How do the filters and the feature maps look like? We can use the following code to fetch the weights (elements of the filters) and plot them. There are 16 5x5 filters in our model.

In [None]:
# Visualize the filters
# Weights come in the form filters, biases = model.layers[1].get_weights()
w = model.layers[1].get_weights()
print('weights from Conv2D layer shape is:', np.array(w[0]).shape)
fig = plt.figure(figsize=(8,8), dpi=80)
for i in range(16):
    plt.subplot(4,4,i+1)
    plt.imshow(w[0][:,:,:,i], cmap='Greys')
plt.show()

In the plots above, the light squares are small weights and the dark squares represent large weights. So the filters pick up different kinds of patterns in the image.

## Visualization of the feature maps

The feature maps represent how the CNN 'sees' the input image. It will be interesting to see how the feature maps look like! In the code below, we first build a test model whose output is the output of the first hidden layer (the only Conv2D in our model), then we plot the output. There will be 16 feature maps for a single input image.

We'll use the first sample in the x_test as the input to this test model. What is the corresponding digit of the image?

In [None]:
# redefine model to output right after the first hidden layer
from tensorflow.keras.models import Model
model_test = Model(inputs=model.inputs, outputs=model.layers[1].output)

# Use the 1st image in x_test as input
# What is the digit this image represents?
plt.imshow(x_test[0])
plt.show()

We need to first transform the shape of x_test\[0] from (28,28) to (1,28,28),
so that it looks like an input sample with only one image.

Use any method you like to define an input 'img' of shape (1,28,28) from x_test\[0].

In [None]:
# Add a new axis/dimension so that the shape of the input will be (1,28,28), 
# i.e. an input sample with only one image
img = x_test[0][np.newaxis]
print('img shape is:', img.shape)

Now we take the prediction (output) of the input image from the test model and plot them.

In [None]:
# get feature map for first hidden layer
feature_maps = model_test.predict(img)
#print('output shape is:', feature_maps.shape)

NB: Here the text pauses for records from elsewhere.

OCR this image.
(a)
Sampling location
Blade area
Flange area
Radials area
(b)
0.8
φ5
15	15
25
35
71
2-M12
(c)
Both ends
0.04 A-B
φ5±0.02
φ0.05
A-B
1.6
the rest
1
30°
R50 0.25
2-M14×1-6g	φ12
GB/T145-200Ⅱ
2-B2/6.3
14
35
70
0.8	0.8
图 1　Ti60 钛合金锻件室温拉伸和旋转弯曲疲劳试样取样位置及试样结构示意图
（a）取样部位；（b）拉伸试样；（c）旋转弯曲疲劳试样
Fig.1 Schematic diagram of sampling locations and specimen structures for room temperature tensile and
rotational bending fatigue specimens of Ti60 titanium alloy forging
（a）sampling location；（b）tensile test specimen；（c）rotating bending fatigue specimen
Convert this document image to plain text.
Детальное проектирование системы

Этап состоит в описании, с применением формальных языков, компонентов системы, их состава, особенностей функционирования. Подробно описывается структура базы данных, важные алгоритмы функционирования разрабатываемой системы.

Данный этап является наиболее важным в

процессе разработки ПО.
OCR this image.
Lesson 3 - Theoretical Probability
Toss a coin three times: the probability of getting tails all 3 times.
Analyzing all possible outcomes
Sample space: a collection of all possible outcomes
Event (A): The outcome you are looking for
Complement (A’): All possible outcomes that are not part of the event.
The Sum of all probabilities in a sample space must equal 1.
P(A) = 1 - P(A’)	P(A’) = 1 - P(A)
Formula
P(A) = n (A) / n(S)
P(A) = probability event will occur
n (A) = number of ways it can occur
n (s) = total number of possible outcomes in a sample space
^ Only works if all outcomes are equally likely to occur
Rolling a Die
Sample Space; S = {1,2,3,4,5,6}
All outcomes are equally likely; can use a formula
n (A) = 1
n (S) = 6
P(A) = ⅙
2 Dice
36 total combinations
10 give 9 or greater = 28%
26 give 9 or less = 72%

fig = plt.figure(figsize=(8,8), dpi=80)
for i in range(16):
    plt.subplot(4,4,i+1)
    plt.imshow(feature_maps[0,:,:,i], cmap='Greys')
plt.show()

As you can see, some feature maps capture a lot of details of the image, and some show much less details. This makes the CNN able to abstract more general concepts for classifcation of the images, and thus generalize to other samples.